= TexShare =

The TexShare program is a statewide resource-sharing consortium of hundreds of member libraries in Texas, United States administered by the Texas State Library and Archives Commission (TSLAC). The TexShare program maximizes the effectiveness of library expenditures by enabling member libraries to share staff expertise, share materials electronic and print formats, pursue joint purchasing agreements on electronic databases, and encourage the cooperative development of Texas libraries statewide. TexShare is made up of Texas academic libraries, public libraries, and libraries of clinical medicine. TexShare is a member driven consortium that exists with the support and cooperation of Texas member libraries.

==History==

The idea of a statewide resource sharing project in Texas was first proposed by Texas academic library directors in 1988. The original group of TexShare members consisted of 53 publicly supported four year academic and medical libraries, with the Texas Higher Education Coordinating Board providing funds starting in fiscal year 1994.

The beginning years of TexShare were devoted to planning and starting cooperative resource sharing initiatives such as funding for Internet connectivity and interlibrary loan workstations, creating protocols, leveraging costs for online resources, fostering a statewide library card program, and offering grants. Administrative duties were contracted out to Amigos Library Services and the University of Texas at Austin.

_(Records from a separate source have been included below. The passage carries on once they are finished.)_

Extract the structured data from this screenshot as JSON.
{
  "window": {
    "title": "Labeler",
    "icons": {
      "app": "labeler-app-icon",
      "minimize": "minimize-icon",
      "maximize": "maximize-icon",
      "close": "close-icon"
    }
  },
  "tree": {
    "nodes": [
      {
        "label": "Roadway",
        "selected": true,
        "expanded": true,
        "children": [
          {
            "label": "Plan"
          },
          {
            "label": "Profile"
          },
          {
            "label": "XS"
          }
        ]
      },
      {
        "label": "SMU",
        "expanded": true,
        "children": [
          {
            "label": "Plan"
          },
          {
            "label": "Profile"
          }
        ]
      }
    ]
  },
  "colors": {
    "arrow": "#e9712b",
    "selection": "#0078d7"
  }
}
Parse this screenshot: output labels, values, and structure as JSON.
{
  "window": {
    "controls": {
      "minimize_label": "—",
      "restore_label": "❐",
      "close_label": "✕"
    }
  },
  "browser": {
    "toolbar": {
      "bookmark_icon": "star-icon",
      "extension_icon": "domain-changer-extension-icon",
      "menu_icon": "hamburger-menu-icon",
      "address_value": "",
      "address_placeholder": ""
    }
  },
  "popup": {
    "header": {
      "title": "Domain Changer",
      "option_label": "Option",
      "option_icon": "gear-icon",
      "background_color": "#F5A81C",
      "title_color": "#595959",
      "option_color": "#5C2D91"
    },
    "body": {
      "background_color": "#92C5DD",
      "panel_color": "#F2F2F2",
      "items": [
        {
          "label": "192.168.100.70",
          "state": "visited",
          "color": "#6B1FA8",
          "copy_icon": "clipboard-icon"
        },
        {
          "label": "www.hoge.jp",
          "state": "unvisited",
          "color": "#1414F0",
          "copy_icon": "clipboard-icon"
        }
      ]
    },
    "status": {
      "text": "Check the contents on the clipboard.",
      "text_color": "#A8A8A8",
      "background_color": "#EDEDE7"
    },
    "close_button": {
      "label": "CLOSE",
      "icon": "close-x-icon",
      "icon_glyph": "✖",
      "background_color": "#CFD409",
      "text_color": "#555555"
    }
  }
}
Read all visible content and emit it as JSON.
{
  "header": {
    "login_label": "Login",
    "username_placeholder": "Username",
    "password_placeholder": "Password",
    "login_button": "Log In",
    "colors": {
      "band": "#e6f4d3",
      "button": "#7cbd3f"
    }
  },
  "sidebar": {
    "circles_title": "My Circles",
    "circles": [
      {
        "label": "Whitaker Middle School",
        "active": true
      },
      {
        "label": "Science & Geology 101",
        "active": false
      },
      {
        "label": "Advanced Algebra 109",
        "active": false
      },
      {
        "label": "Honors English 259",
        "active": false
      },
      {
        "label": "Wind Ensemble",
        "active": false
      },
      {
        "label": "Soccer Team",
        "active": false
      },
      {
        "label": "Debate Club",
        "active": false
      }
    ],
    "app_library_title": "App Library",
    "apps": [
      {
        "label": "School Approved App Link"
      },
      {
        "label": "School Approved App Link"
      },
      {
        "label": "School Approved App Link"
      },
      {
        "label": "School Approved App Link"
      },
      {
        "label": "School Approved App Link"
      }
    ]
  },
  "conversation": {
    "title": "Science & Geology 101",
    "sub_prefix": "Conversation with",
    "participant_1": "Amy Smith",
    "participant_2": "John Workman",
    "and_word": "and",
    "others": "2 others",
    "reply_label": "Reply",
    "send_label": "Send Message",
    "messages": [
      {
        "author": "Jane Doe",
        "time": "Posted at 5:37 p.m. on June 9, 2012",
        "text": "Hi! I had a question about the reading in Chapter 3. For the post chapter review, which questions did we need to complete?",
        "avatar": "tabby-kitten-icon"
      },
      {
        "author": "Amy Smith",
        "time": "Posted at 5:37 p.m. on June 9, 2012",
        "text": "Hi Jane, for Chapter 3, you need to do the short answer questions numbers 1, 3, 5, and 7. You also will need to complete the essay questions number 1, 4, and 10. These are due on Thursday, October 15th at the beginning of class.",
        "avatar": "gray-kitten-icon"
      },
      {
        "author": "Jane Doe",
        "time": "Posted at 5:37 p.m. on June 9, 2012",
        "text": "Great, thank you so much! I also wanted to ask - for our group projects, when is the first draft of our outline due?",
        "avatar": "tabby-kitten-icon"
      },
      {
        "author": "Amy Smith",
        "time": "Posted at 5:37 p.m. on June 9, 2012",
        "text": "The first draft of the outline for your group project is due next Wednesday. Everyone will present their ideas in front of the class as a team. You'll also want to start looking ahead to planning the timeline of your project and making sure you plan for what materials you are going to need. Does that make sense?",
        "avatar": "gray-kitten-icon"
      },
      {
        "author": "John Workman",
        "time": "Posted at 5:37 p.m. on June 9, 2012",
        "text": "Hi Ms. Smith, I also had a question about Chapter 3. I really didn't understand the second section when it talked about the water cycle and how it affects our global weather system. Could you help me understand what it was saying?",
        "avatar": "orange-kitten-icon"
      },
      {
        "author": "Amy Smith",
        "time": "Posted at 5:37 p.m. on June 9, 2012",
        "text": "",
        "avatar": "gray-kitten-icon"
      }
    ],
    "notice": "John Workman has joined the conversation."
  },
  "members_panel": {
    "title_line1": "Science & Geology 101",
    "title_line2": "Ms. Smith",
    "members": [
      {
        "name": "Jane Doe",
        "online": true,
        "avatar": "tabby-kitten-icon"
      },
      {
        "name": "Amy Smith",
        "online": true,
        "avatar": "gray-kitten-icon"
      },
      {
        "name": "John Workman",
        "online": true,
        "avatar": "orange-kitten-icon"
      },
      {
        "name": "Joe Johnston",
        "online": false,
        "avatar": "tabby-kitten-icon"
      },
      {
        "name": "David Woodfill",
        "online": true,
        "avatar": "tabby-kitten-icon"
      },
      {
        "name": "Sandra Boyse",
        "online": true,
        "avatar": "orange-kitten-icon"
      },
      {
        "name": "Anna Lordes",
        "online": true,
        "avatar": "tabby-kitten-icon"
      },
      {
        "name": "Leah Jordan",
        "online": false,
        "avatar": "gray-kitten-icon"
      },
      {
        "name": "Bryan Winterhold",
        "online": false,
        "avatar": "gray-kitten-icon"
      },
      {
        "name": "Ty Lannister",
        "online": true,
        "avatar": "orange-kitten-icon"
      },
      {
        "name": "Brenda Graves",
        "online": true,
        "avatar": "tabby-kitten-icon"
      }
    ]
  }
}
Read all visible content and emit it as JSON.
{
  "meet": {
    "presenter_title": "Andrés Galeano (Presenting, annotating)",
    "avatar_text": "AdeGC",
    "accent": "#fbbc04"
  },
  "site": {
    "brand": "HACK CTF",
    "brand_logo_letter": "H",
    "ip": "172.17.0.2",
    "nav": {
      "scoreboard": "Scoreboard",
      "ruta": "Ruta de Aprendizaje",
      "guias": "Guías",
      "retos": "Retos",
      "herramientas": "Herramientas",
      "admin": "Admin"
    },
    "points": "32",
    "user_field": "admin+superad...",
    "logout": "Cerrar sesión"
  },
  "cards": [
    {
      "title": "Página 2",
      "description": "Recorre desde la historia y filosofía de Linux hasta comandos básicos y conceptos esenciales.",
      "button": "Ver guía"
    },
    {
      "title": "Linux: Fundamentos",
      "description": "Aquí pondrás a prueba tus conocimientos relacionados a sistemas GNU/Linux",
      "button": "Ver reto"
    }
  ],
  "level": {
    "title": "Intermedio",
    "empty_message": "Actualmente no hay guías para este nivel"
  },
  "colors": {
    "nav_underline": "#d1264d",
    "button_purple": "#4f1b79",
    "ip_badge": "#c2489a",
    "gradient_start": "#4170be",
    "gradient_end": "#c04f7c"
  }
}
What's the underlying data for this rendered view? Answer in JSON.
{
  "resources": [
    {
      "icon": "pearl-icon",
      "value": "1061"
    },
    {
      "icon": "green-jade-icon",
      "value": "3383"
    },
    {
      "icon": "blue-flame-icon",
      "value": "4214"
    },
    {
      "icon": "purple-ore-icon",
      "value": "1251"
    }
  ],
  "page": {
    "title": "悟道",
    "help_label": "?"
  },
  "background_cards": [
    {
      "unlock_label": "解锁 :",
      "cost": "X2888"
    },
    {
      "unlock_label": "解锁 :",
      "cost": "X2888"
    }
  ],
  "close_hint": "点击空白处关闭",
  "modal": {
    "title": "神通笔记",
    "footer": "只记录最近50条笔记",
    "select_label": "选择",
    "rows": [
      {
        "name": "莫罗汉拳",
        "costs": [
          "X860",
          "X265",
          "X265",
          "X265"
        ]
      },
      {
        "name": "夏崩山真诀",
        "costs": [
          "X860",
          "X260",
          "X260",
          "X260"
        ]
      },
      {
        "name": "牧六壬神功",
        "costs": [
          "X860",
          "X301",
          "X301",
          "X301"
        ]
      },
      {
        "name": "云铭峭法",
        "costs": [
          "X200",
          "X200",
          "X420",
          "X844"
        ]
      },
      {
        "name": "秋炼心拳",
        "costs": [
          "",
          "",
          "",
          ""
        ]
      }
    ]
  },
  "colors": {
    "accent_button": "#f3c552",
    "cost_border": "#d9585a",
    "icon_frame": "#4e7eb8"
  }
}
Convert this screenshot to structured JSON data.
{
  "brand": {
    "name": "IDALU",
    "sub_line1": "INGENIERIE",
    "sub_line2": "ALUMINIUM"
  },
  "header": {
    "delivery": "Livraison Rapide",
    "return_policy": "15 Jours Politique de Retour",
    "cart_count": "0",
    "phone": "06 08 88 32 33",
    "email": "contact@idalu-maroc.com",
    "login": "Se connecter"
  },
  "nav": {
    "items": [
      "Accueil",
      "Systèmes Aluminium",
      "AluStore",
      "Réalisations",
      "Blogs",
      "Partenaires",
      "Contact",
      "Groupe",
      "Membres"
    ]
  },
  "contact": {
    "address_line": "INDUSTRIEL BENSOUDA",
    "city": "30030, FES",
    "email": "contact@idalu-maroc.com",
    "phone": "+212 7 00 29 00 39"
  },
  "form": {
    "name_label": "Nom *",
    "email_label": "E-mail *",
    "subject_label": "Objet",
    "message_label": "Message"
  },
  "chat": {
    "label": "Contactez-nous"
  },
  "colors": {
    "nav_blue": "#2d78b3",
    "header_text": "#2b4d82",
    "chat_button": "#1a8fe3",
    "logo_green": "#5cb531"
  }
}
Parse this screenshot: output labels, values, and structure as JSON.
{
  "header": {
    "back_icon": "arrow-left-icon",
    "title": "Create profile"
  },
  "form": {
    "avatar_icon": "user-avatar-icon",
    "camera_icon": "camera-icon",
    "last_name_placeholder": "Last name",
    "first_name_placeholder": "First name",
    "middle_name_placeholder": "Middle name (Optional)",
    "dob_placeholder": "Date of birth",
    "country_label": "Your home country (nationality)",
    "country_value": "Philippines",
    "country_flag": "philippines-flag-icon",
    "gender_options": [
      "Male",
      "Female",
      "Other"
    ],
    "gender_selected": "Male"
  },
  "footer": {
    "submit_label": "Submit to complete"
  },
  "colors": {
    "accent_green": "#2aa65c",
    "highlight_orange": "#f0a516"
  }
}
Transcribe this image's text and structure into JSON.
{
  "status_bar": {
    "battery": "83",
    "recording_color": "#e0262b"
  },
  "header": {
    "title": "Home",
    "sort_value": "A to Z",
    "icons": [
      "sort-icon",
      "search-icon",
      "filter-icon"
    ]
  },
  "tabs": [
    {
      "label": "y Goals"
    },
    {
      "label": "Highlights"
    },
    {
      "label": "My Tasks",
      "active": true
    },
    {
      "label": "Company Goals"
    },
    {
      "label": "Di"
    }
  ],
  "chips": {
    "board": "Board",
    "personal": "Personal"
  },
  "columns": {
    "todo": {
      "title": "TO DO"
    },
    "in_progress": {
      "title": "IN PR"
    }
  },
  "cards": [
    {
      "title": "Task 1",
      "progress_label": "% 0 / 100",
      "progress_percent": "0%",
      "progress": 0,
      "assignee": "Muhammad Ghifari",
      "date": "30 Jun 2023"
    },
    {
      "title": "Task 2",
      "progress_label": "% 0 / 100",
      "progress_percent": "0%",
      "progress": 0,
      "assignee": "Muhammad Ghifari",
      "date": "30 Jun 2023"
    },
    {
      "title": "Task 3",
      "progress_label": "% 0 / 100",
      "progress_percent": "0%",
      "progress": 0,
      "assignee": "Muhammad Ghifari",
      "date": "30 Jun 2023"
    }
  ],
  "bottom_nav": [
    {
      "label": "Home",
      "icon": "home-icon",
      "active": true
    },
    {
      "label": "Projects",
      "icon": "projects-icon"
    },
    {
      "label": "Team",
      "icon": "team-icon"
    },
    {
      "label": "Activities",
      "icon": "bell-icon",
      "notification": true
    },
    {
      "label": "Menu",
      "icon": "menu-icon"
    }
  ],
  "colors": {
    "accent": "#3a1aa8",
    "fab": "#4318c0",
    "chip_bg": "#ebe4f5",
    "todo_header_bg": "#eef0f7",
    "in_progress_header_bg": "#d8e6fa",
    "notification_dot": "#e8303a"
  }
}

Between 1997 and 1999, legislative statute expanded TexShare membership to include independent academic institutions, community colleges, and public libraries. In 1999 the Texas State Library and Archives Commission assumed full administrative responsibility for TexShare, with Amigos and University of Texas at Austin continuing to provide vital logistical and technical support as Strategic Partners. Legislative statute again expanded TexShare membership in 2001 to include libraries of clinical medicine, and in 2005, another legislative statute granted the Texas State Library and Archives Commission authority to negotiate group purchasing agreements on behalf of Texas K-12 public school libraries.

==Governance==

The TexShare Advisory Board provides administrative guidance, and is composed of representatives from community colleges, private universities, publicly funded academic institutions, public libraries, and two representatives of the general public.

TexShare Working Groups provide member input on the policies and operations of each TexShare program. The working groups are composed of librarians chosen to represent the various constituent groups and geographic diversity within TexShare.

==Programs==

Two of the current programs of TexShare available through Texas libraries are:

- TexShare Databases - Registered users of Texas libraries have these online research tools available to them both inside the library and 24-hour-a-day access outside the library in their homes or offices. The TexShare online resources provide full-text articles from journals, newspapers, magazines, and many other sources, on-line books, and topics such as homework help for students, health information, business information, biography and genealogy, as well as literature and archival information. Library users can access these online resources a variety of ways, either through library specific interfaces or through the Library of Texas interface.
- TexShare Card – Eligible registered users of Texas libraries obtain this card to check out books and other physical materials from the collections of TexShare member libraries across the State of Texas. Each library creates individual lending policies as guidelines for TexShare Card owners. Greater access to collections statewide is a major benefit to the user.

TexShare works closely with other programs offered by the Texas State Library and Archives Commission, including the TexQuest Program for K-12 public and open enrollment schools, statewide Inter-library Loan program, grants programs (particularly the signature TexTreasures Grant), and the E-Read Texas e-books program.

TexShare is a member of the International Coalition of Library Consortia.